Don't worry @maudelovesharold I'm team OP here. I don't understand why some posters don't think it is rude for a guest to have an overnight visitor without the consent of both the hosts. It is rude, regardless of whether she was there for night time activities or just a cup of tea.

RedRec · 26/07/2025 12:04

SharpLily · 26/07/2025 12:02

Don't you mean the 'thinging' process?

🤣

XiCi · 26/07/2025 12:10

I cant imagine as a woman going back for a shag with a person I knew was staying in a friend's family home. It's absolutely minging. Add in that the wife would be at home and is a friend of a friend, Gos, that's just CF at its finest.
No idea why your DH didn't tell his friend to go to a hotel.
Can't believe pp stories about booting out a lodger though. Surely a lodger is allowed a personal life. If you take rent from a lodger you would surely have to expect that.
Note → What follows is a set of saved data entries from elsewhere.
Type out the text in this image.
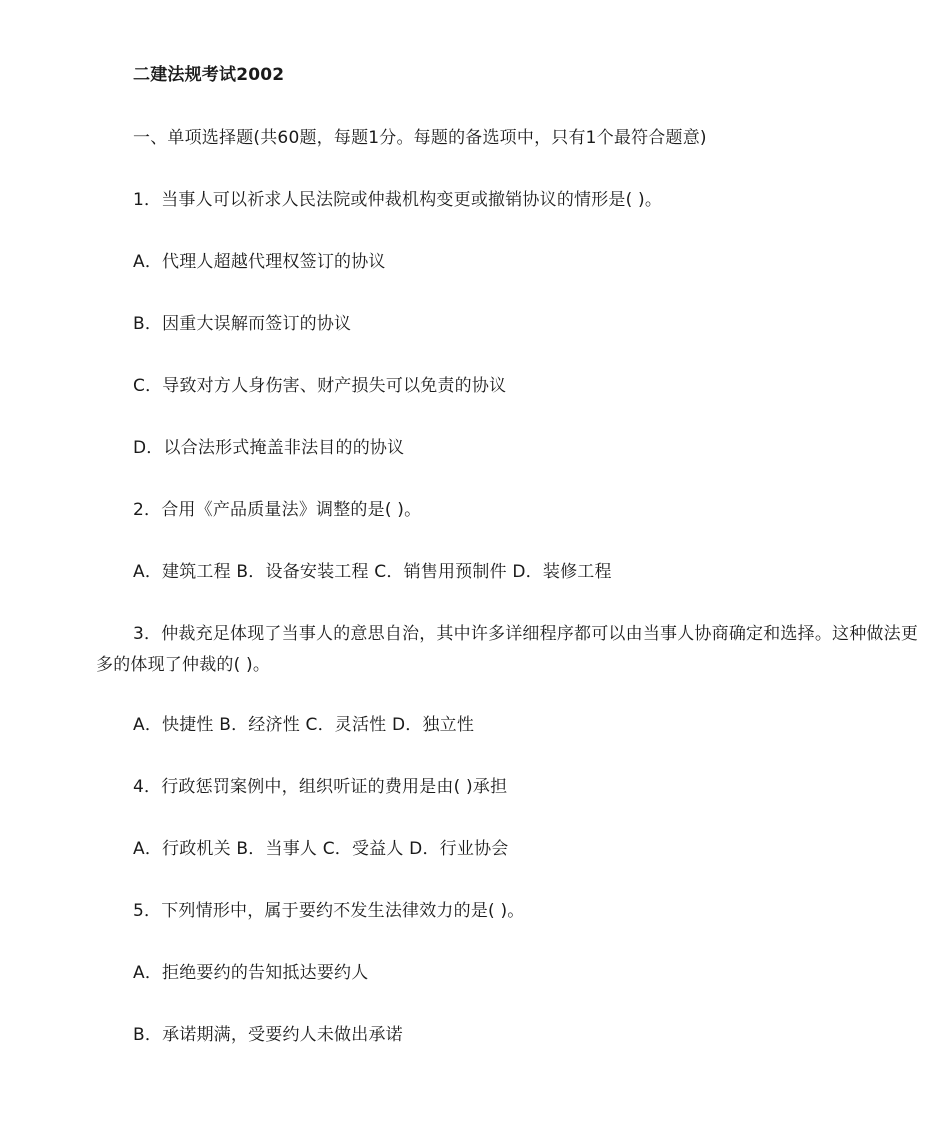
二建法规考试2002
一、单项选择题(共60题，每题1分。每题的备选项中，只有1个最符合题意)
1．当事人可以祈求人民法院或仲裁机构变更或撤销协议的情形是( )。
A．代理人超越代理权签订的协议
B．因重大误解而签订的协议
C．导致对方人身伤害、财产损失可以免责的协议
D．以合法形式掩盖非法目的的协议
2．合用《产品质量法》调整的是( )。
A．建筑工程 B．设备安装工程 C．销售用预制件 D．装修工程
3．仲裁充足体现了当事人的意思自治，其中许多详细程序都可以由当事人协商确定和选择。这种做法更多的体现了仲裁的( )。
A．快捷性 B．经济性 C．灵活性 D．独立性
4．行政惩罚案例中，组织听证的费用是由( )承担
A．行政机关 B．当事人 C．受益人 D．行业协会
5．下列情形中，属于要约不发生法律效力的是( )。
A．拒绝要约的告知抵达要约人
B．承诺期满，受要约人未做出承诺
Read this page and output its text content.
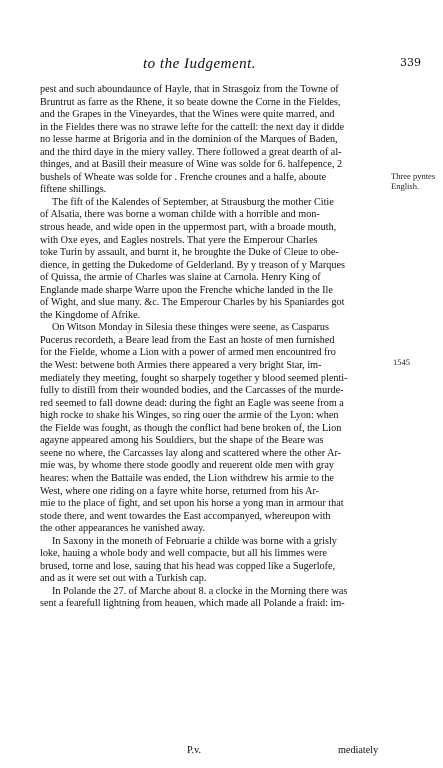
to the Iudgement.	339
pest and such aboundaunce of Hayle, that in Strasgoiz from the Towne of
Bruntrut as farre as the Rhene, it so beate downe the Corne in the Fieldes,
and the Grapes in the Vineyardes, that the Wines were quite marred, and
in the Fieldes there was no strawe lefte for the cattell: the next day it didde
no lesse harme at Brigoria and in the dominion of the Marques of Baden,
and the third daye in the miery valley. There followed a great dearth of al-
thinges, and at Basill their measure of Wine was solde for 6. halfepence, 2
bushels of Wheate was solde for . Frenche crounes and a halfe, aboute
fiftene shillings.
The fift of the Kalendes of September, at Strausburg the mother Citie
of Alsatia, there was borne a woman childe with a horrible and mon-
strous heade, and wide open in the uppermost part, with a broade mouth,
with Oxe eyes, and Eagles nostrels. That yere the Emperour Charles
toke Turin by assault, and burnt it, he broughte the Duke of Cleue to obe-
dience, in getting the Dukedome of Gelderland. By y treason of y Marques
of Quissa, the armie of Charles was slaine at Carnola. Henry King of
Englande made sharpe Warre upon the Frenche whiche landed in the Ile
of Wight, and slue many. &c. The Emperour Charles by his Spaniardes got
the Kingdome of Afrike.
On Witson Monday in Silesia these thinges were seene, as Casparus
Pucerus recordeth, a Beare lead from the East an hoste of men furnished
for the Fielde, whome a Lion with a power of armed men encountred fro
the West: betwene both Armies there appeared a very bright Star, im-
mediately they meeting, fought so sharpely together y blood seemed plenti-
fully to distill from their wounded bodies, and the Carcasses of the murde-
red seemed to fall downe dead: during the fight an Eagle was seene from a
high rocke to shake his Winges, so ring ouer the armie of the Lyon: when
the Fielde was fought, as though the conflict had bene broken of, the Lion
agayne appeared among his Souldiers, but the shape of the Beare was
seene no where, the Carcasses lay along and scattered where the other Ar-
mie was, by whome there stode goodly and reuerent olde men with gray
heares: when the Battaile was ended, the Lion withdrew his armie to the
West, where one riding on a fayre white horse, returned from his Ar-
mie to the place of fight, and set upon his horse a yong man in armour that
stode there, and went towardes the East accompanyed, whereupon with
the other appearances he vanished away.
In Saxony in the moneth of Februarie a childe was borne with a grisly
loke, hauing a whole body and well compacte, but all his limmes were
brused, torne and lose, sauing that his head was copped like a Sugerlofe,
and as it were set out with a Turkish cap.
In Polande the 27. of Marche about 8. a clocke in the Morning there was
sent a fearefull lightning from heauen, which made all Polande a fraid: im-
Three pyntes English.
1545
P.v.	mediately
SharpLily · 26/07/2025 12:13

I voted YABU on the basis that:

  1. It's a bit grim, a bit seedy and not ideal. I wouldn't be impressed either but I think the hysteria is excessive. Furious, ballistic, aghast, the capital letter shouting. Are you going to threaten to LTB next?
  2. Even worse than all the pearl clutching is the 'another thing coming' as opposed to 'think'. It just doesn't make sense. It's the same as people I've heard talk about what life has install for them instead of in store. Blows my mind and yes, I judge them. More than I judge the lady (maybe wrong word) with the happy, flappy vagina who spent (half) the night at the OP's house.
Fifiesta · 26/07/2025 12:13

TiredSaturdayy · 26/07/2025 08:19

I was happy to put on a breakfast. Not now - everything is in the fridge so they can sort it themselves.

…and leave the kitchen spotless after, and sort all the bed laundry out…

neverbeenskiing · 26/07/2025 12:15

For me, one of the advantages of getting older is no expectation of waking up to the sound of housemates shagging, or bumping into randoms on the landing if you get up in the night to go to the bathroom. That was fine when I was 20 and living in student digs, but it's not something I'd expect to have to deal with in my own home at 40. I couldn't care less if my single friends have a ONS and I'd never judge them for it, but none of them would be disrespectful to bring a ONS back if they were a guest in someone's home. It's just grim.

Your DH's friend could have gone back to this woman's place or gotten a hotel. He was incredibly disrespectful to bring her back to your house. I'd be more annoyed with your DH for thinking that just because DC aren't home it's fine, he obviously didn't think you were worthy of any consideration.